Examples of two-channel:
- Code via Signal DM, SAS over voice call → safe
- Code via SMS, SAS in person → safe
- Code via Slack, SAS via voice call → safe
- Code AND SAS via the same Signal DM → unsafe (if Signal compromised)
The cheapest two-channel: text the code, read the SAS on a phone call. Takes 30 seconds.
---
## What works today (v0.2.0)
✅ Bilateral signed messaging (paul ↔ willard)
✅ Mesh-of-bilateral for groups (3+ agents pair pairwise; multi-peer concurrent first-class)
✅ Send any text body up to 256 KiB per event, 64 MiB total per slot
✅ Recipient verifies every signature before reading
✅ Self-host relay with one binary
✅ Container deploy with `docker run wire:local`
✅ MCP server for AI agents (Claude, Cursor, etc.) — **agents drive pair flow; user types SAS digits back in chat**
✅ MCP `wire://inbox/<peer>` resources for inbox-context awareness
✅ `wire notify` daemon for native OS toasts on new events
✅ Pre-built binaries for 6 platforms on GitHub Releases
## What's NOT in v0.2.0
❌ File transfer above 256 KiB — use signed pointers (S3/IPFS link + SHA-256 in event body); see [README.md § Sending files](README.md#sending-files)

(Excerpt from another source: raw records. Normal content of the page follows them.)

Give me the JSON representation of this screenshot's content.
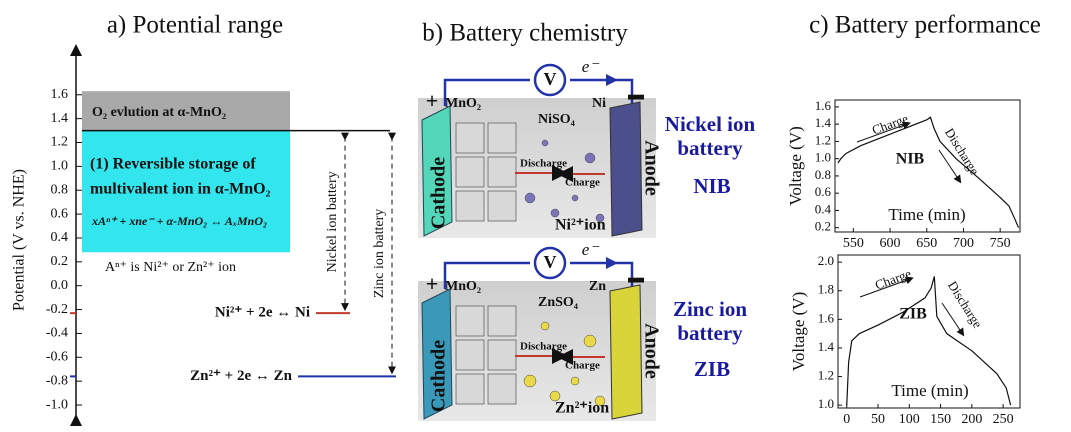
{
  "panel_a": {
    "title": "a) Potential range",
    "ylabel": "Potential (V vs. NHE)",
    "ylim": [
      -1.05,
      1.95
    ],
    "yticks": [
      {
        "value": -1,
        "label": "-1.0"
      },
      -0.8,
      -0.6,
      -0.4,
      -0.2,
      {
        "value": 0,
        "label": "0.0"
      },
      0.2,
      0.4,
      0.6,
      0.8,
      {
        "value": 1,
        "label": "1.0"
      },
      1.2,
      1.4,
      1.6
    ],
    "o2_region": {
      "label": "O₂ evlution at α-MnO₂",
      "from": 1.3,
      "to": 1.63
    },
    "storage_region": {
      "lines": [
        "(1) Reversible storage of",
        "multivalent ion in α-MnO₂"
      ],
      "equation": "xAⁿ⁺ + xne⁻ + α-MnO₂ ↔ AₓMnO₂",
      "from": 0.28,
      "to": 1.3
    },
    "ion_note": "Aⁿ⁺ is Ni²⁺ or Zn²⁺ ion",
    "upper_level": 1.3,
    "ni_level": {
      "label": "Ni²⁺ + 2e ↔ Ni",
      "value": -0.23
    },
    "zn_level": {
      "label": "Zn²⁺ + 2e ↔ Zn",
      "value": -0.76
    },
    "nickel_arrow": "Nickel ion battery",
    "zinc_arrow": "Zinc ion battery"
  },
  "panel_b": {
    "title": "b) Battery chemistry",
    "cells": [
      {
        "meter": "V",
        "electron": "e⁻",
        "plus": "+",
        "minus": "▬",
        "cathode_material": "MnO₂",
        "electrolyte": "NiSO₄",
        "anode_material": "Ni",
        "cathode": "Cathode",
        "anode": "Anode",
        "discharge": "Discharge",
        "charge": "Charge",
        "ion": "Ni²⁺ion",
        "name_lines": [
          "Nickel ion",
          "battery"
        ],
        "abbr": "NIB"
      },
      {
        "meter": "V",
        "electron": "e⁻",
        "plus": "+",
        "minus": "▬",
        "cathode_material": "MnO₂",
        "electrolyte": "ZnSO₄",
        "anode_material": "Zn",
        "cathode": "Cathode",
        "anode": "Anode",
        "discharge": "Discharge",
        "charge": "Charge",
        "ion": "Zn²⁺ion",
        "name_lines": [
          "Zinc ion",
          "battery"
        ],
        "abbr": "ZIB"
      }
    ]
  },
  "panel_c": {
    "title": "c) Battery performance",
    "charts": [
      {
        "ylabel": "Voltage (V)",
        "xlabel": "Time (min)",
        "label": "NIB",
        "charge": "Charge",
        "discharge": "Discharge",
        "xlim": [
          525,
          777
        ],
        "ylim": [
          0.15,
          1.68
        ],
        "xticks": [
          550,
          600,
          650,
          700,
          750
        ],
        "yticks": [
          0.2,
          0.4,
          0.6,
          0.8,
          {
            "value": 1,
            "label": "1.0"
          },
          1.2,
          1.4,
          1.6
        ],
        "x": [
          529,
          533,
          540,
          560,
          590,
          620,
          650,
          655,
          660,
          668,
          690,
          720,
          750,
          762,
          770,
          775
        ],
        "y": [
          0.95,
          1.0,
          1.06,
          1.15,
          1.25,
          1.35,
          1.45,
          1.48,
          1.35,
          1.2,
          1.0,
          0.78,
          0.55,
          0.45,
          0.3,
          0.2
        ]
      },
      {
        "ylabel": "Voltage (V)",
        "xlabel": "Time (min)",
        "label": "ZIB",
        "charge": "Charge",
        "discharge": "Discharge",
        "xlim": [
          -14,
          277
        ],
        "ylim": [
          0.98,
          2.05
        ],
        "xticks": [
          0,
          50,
          100,
          150,
          200,
          250
        ],
        "yticks": [
          {
            "value": 1,
            "label": "1.0"
          },
          1.2,
          1.4,
          1.6,
          1.8,
          {
            "value": 2,
            "label": "2.0"
          }
        ],
        "x": [
          0,
          3,
          8,
          20,
          50,
          90,
          125,
          135,
          140,
          144,
          160,
          200,
          240,
          255,
          262
        ],
        "y": [
          1.0,
          1.3,
          1.45,
          1.5,
          1.56,
          1.65,
          1.75,
          1.82,
          1.9,
          1.62,
          1.5,
          1.38,
          1.22,
          1.12,
          1.0
        ]
      }
    ]
  }
}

❌ Group chat (broadcast to N at once) — mesh-of-bilateral works, native group rooms are NOT planned (anti-feature)
❌ Per-event encryption — events are signed-plaintext on the relay; relay can read bodies. Per-event AEAD is v0.3+. **If your messages are sensitive, self-host the relay.**
❌ MCP `notifications/resources/updated` push (subscribe) — v0.2.1 (server is currently synchronous stdin loop; needs background watcher thread)
❌ Mobile clients — CLI only
---
## Reporting issues
- **Pairing didn't complete:** check that both sides used the same `--relay <url>`, that `https://wireup.net/healthz` returns `ok`, and that the code phrase wasn't garbled (8 chars, lowercase + base32 alphabet — no `0` or `1`).
- **SAS digits don't match:** abort. Don't pair. Try again on a different network. If they still mismatch on a clean network, report at `security@slancha.ai` — that would be unexpected.
- **Other bugs:** GitHub issues at `<repo-url>/issues` (when public) or email `hello@slancha.ai`.
- **Security issues:** `security@slancha.ai` — see [SECURITY.md](SECURITY.md).
- **Relay abuse:** `abuse@slancha.ai`.
---
## Privacy + terms
The public relay at `wireup.net`:
- Sees: your IP (via Cloudflare), your slot_id, your bearer slot tokens, the **bytes of every event you POST** (signed but not always encrypted in v0.1).
- Doesn't see: your code phrases (only their SHA-256), your SPAKE2 secrets, your AEAD bootstrap payloads (memory-only, evicted after 5 min idle).
Logging:
- Cloudflare access logs: 30 days
- Relay event store: until manual rotation/wipe by operator
- No accounts, no email collection, no analytics
Full text: [TERMS.md](TERMS.md), [PRIVACY.md](PRIVACY.md).
---
## You're done
Two operators, two machines, one signed log they both keep. No accounts. No vendor cloud. No Slack workspace. No GitHub repo to share.
If you want to back this out:
```bash
rm -rf ~/.config/wire ~/.local/state/wire
```
That's the entire footprint. No system services unless you opt in via `examples/systemd/`. No leftover state anywhere.